Suara panggilan yang sangat menganggu itu membangunkanku. Dengan malas aku mengambil handphone yang ku charge di nightsand samping tempat tidurku.

"Assalamualaikum.." sapaku dengan suara serak khas bangun tidur

"Waalaikumsalam.. udah bangun cantik??" balas suara diseberang. Dengan sangat malas aku melihat siapa yang menelpon dan menemukan nomer tersebut belum tersave

"Ini siapa?? Pagi-pagi jangan ganggu deh.. baru juga jam setengah 6.." dumelku dan hampir memutuskan sambungan kalau saja dia tidak menyebutkan namanya

"Ini Rio, Airin.. nomorku gak kamu simpan yaa??" tanyanya dengan emosi yang belum terbaca

"Owh... Rio.. kirain siapa.. maaf belum sempat aku save.. nanti aja lagi ya ngomongnya... aku baru tidur 3 jam nih.. mau tidur lagi sebelum waktunya habis.. bye.." ucapku dan secara sepihak memutuskan sambungannya. Setelah meletakkan hp di dalam laci aku kembali bergelung di tempat tidur nyamanku.

"Airin.... bangun sayang... udah jam setengah 7 nih..." panggilan bunda terdengar nyaring di pagi hari.

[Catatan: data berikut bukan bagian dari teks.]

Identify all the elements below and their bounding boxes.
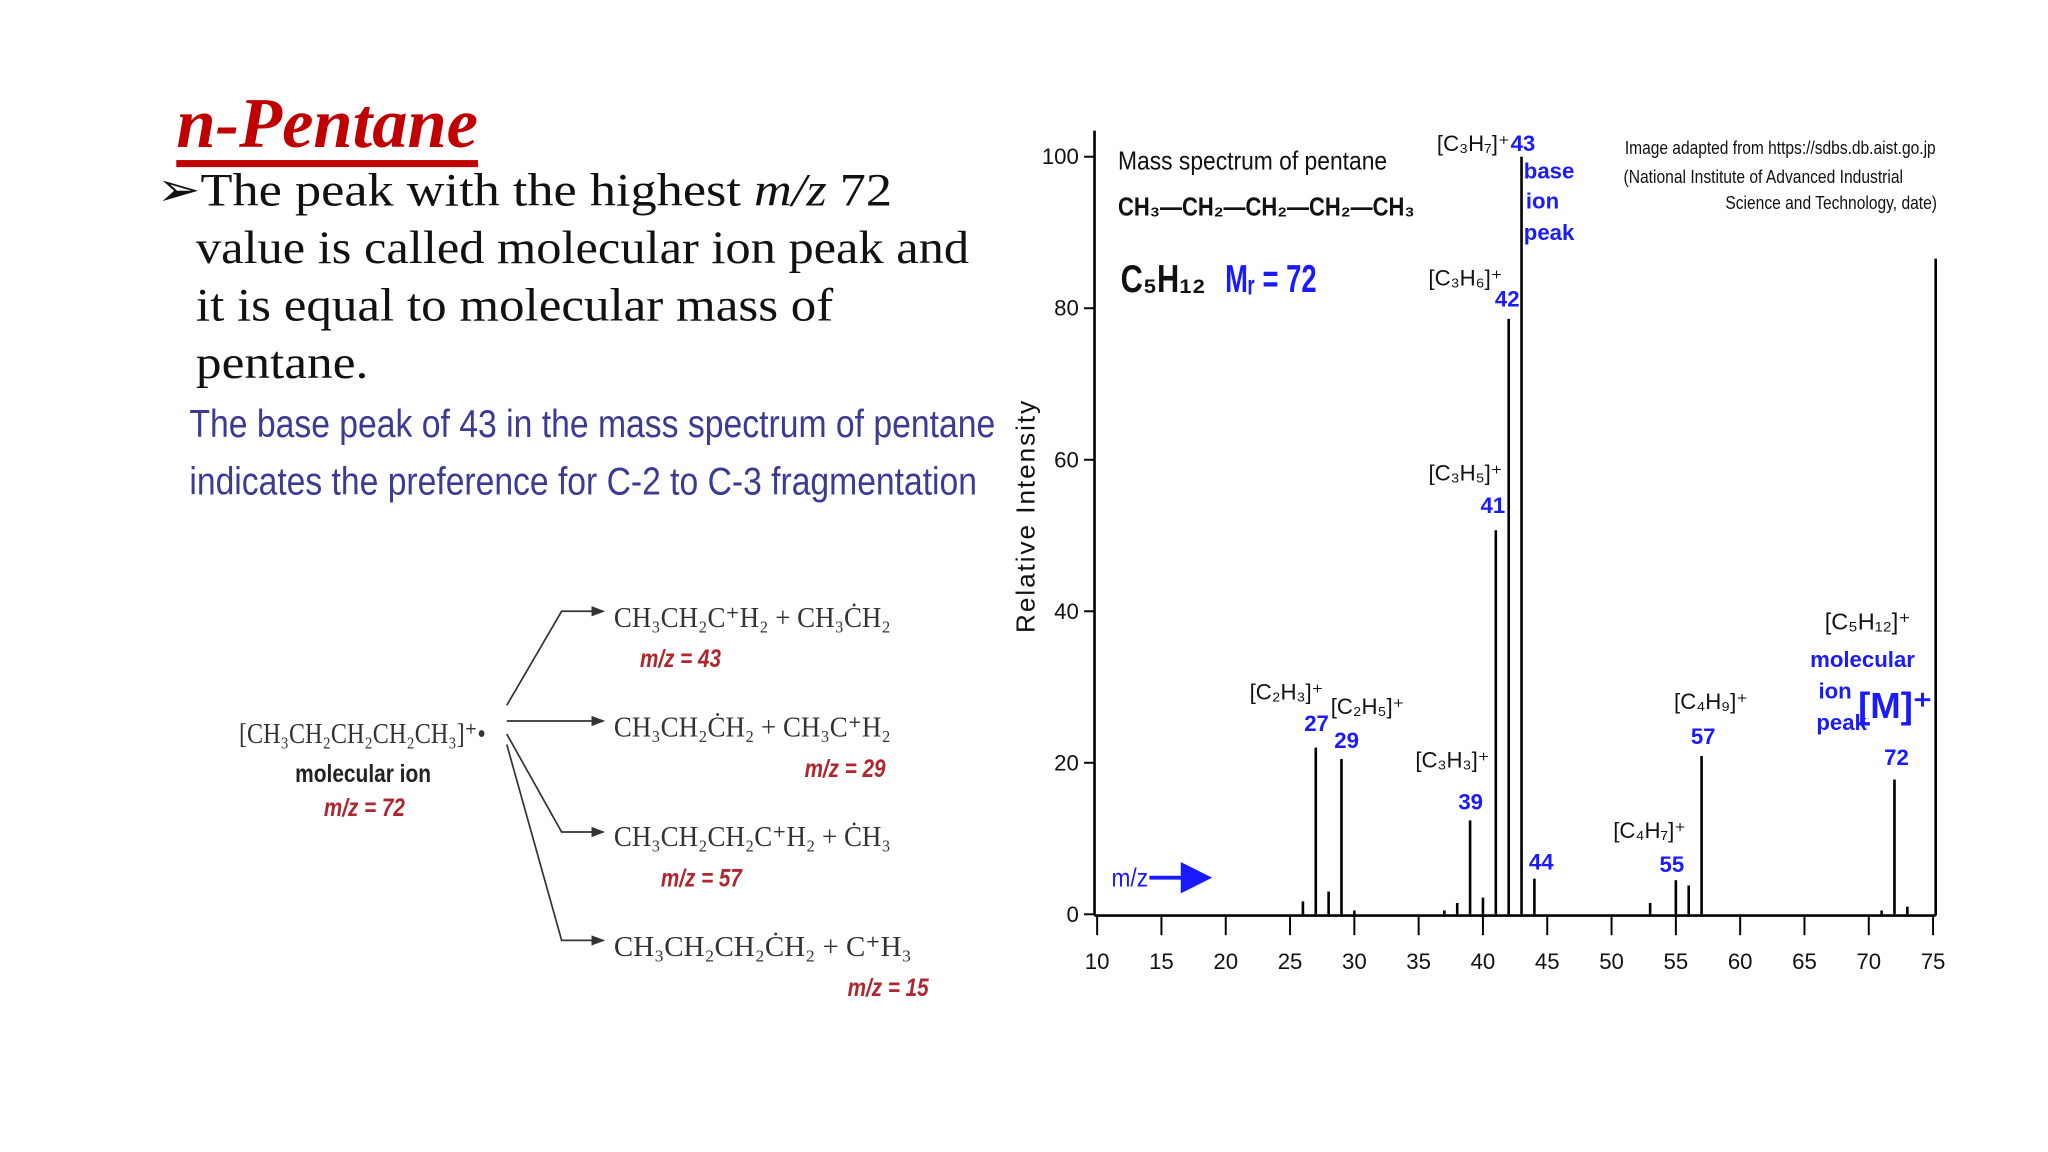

"Iya bun..." balasku dan dengan perlahan bangun dari tidurku dan berjalan lunglai menuju kamar mandiku. Setelah mengambil tanktop untuk dalaman kemeja dan celana jins, aku berjalan menuju kamar mandi dan membersihkan badan ini.

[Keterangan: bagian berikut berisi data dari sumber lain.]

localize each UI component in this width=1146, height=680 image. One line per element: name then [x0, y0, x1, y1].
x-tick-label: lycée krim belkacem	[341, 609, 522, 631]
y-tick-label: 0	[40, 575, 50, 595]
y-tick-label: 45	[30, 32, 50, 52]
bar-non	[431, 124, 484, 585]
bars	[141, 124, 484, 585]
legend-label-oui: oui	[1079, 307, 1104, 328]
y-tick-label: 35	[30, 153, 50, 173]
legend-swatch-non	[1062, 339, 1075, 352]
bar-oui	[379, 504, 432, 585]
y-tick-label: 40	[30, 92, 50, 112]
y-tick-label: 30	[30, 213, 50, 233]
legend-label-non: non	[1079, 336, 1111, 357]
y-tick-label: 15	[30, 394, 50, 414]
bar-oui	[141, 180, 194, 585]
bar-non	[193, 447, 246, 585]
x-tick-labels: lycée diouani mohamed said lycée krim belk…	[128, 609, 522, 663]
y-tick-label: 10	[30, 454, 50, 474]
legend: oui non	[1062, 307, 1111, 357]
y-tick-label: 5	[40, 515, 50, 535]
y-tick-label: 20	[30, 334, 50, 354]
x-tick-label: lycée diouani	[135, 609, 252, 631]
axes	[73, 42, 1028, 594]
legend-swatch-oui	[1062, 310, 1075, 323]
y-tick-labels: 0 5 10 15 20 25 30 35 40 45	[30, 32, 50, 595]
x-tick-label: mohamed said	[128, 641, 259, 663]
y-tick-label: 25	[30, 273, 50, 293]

Selama mandi aku sengaja berlama-lama berendam, sekalian mencuri waktu untuk tidur. Sekitar 30 menit kemudian aku keluar sudah dengan pakaian melekat lengkap pada tubuhku. Aku membuka pintu kamar mandi dengan handuk bergantung santai dileherku. Ketika pintu itu terbuka aku menemukan sesuatu yang seharusnya tidak ada didalam kamarku.

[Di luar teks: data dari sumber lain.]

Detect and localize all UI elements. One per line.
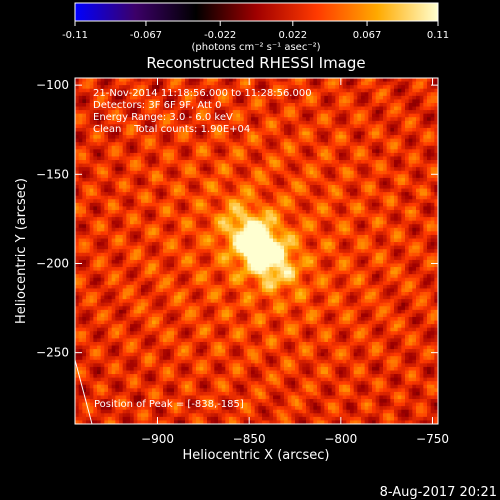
y-tick-label: −250	[36, 346, 69, 360]
info-line-detectors: Detectors: 3F 6F 9F, Att 0	[93, 100, 221, 111]
x-tick-label: −750	[416, 432, 449, 446]
chart-title: Reconstructed RHESSI Image	[146, 54, 365, 72]
colorbar-units: (photons cm⁻² s⁻¹ asec⁻²)	[191, 42, 320, 53]
colorbar-tick-label: -0.11	[62, 30, 88, 41]
colorbar-tick-label: 0.022	[278, 30, 307, 41]
colorbar	[74, 2, 439, 22]
y-tick-label: −150	[36, 167, 69, 181]
info-line-time: 21-Nov-2014 11:18:56.000 to 11:28:56.000	[93, 88, 312, 99]
x-tick-label: −850	[233, 432, 266, 446]
x-axis-ticks: −900 −850 −800 −750	[141, 78, 449, 446]
colorbar-tick-label: -0.067	[130, 30, 162, 41]
colorbar-tick-label: 0.067	[353, 30, 382, 41]
info-block: 21-Nov-2014 11:18:56.000 to 11:28:56.000…	[93, 88, 312, 135]
heatmap-image	[75, 78, 438, 424]
footer-date: 8-Aug-2017 20:21	[380, 485, 497, 500]
y-axis-ticks: −100 −150 −200 −250	[36, 78, 438, 360]
info-line-clean: Clean Total counts: 1.90E+04	[93, 124, 250, 135]
colorbar-ticks: -0.11 -0.067 -0.022 0.022 0.067 0.11	[62, 21, 449, 41]
peak-pointer-line	[74, 359, 93, 425]
x-axis-title: Heliocentric X (arcsec)	[183, 448, 330, 463]
y-tick-label: −100	[36, 78, 69, 92]
colorbar-tick-label: -0.022	[204, 30, 236, 41]
colorbar-tick-label: 0.11	[427, 30, 449, 41]
info-line-energy: Energy Range: 3.0 - 6.0 keV	[93, 112, 233, 123]
y-axis-title: Heliocentric Y (arcsec)	[14, 178, 29, 324]
x-tick-label: −900	[141, 432, 174, 446]
plot-frame	[74, 77, 439, 425]
y-tick-label: −200	[36, 256, 69, 270]
peak-position-label: Position of Peak = [-838,-185]	[94, 399, 244, 410]
x-tick-label: −800	[324, 432, 357, 446]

"Kamu ngapain??" tanyaku dengan kesadaran penuh. Akhirnya aku terbangun secara penuh juga setelah melihat Rio sudah bertengger di tempat tidurku

"Kamu??" tanyanya dengan wajah polosnya, dengan kesal aku mengabaikannya dan berjalan menuju lemari untuk mengambil kemeja yang ada

"Airin..." ucapnya sambil kembali mengurungku didalam kurungan lengannya yang sepertinya kokoh. Fokus Airin.

"Ya??" tanyaku berusaha untuk tetap tenang

"Ingat perjanjian kita kan??" bisiknya pas di telingaku dan aku dapat merasakan hembusan napasnya di leher setengah basahku. Baru kusadari handukku sudah berpindah tempat ke tempat tidur.

"Baiklah.. mas Rio.. kenapa ada disini??" tanyaku mencoba merapatkan diri ke pintu lemari agar tidak merasakan hembusan napasnya dileherku.

"Mas hanya khawatir... ketika mas telpon tadi kamu bilang baru tidur 3 jam kan? Mas hanya khawatir kamu overwork..." jawabnya semakin mendekatkan diri. Baru kusadari dia mengganti panggilan dirinya sendiri dan apakah dia tidak merasakan sesuatu dengan posisi kami saat ini? aku hanya memakai tanktop dan celana jins, kemeja belum sempat kukenakan.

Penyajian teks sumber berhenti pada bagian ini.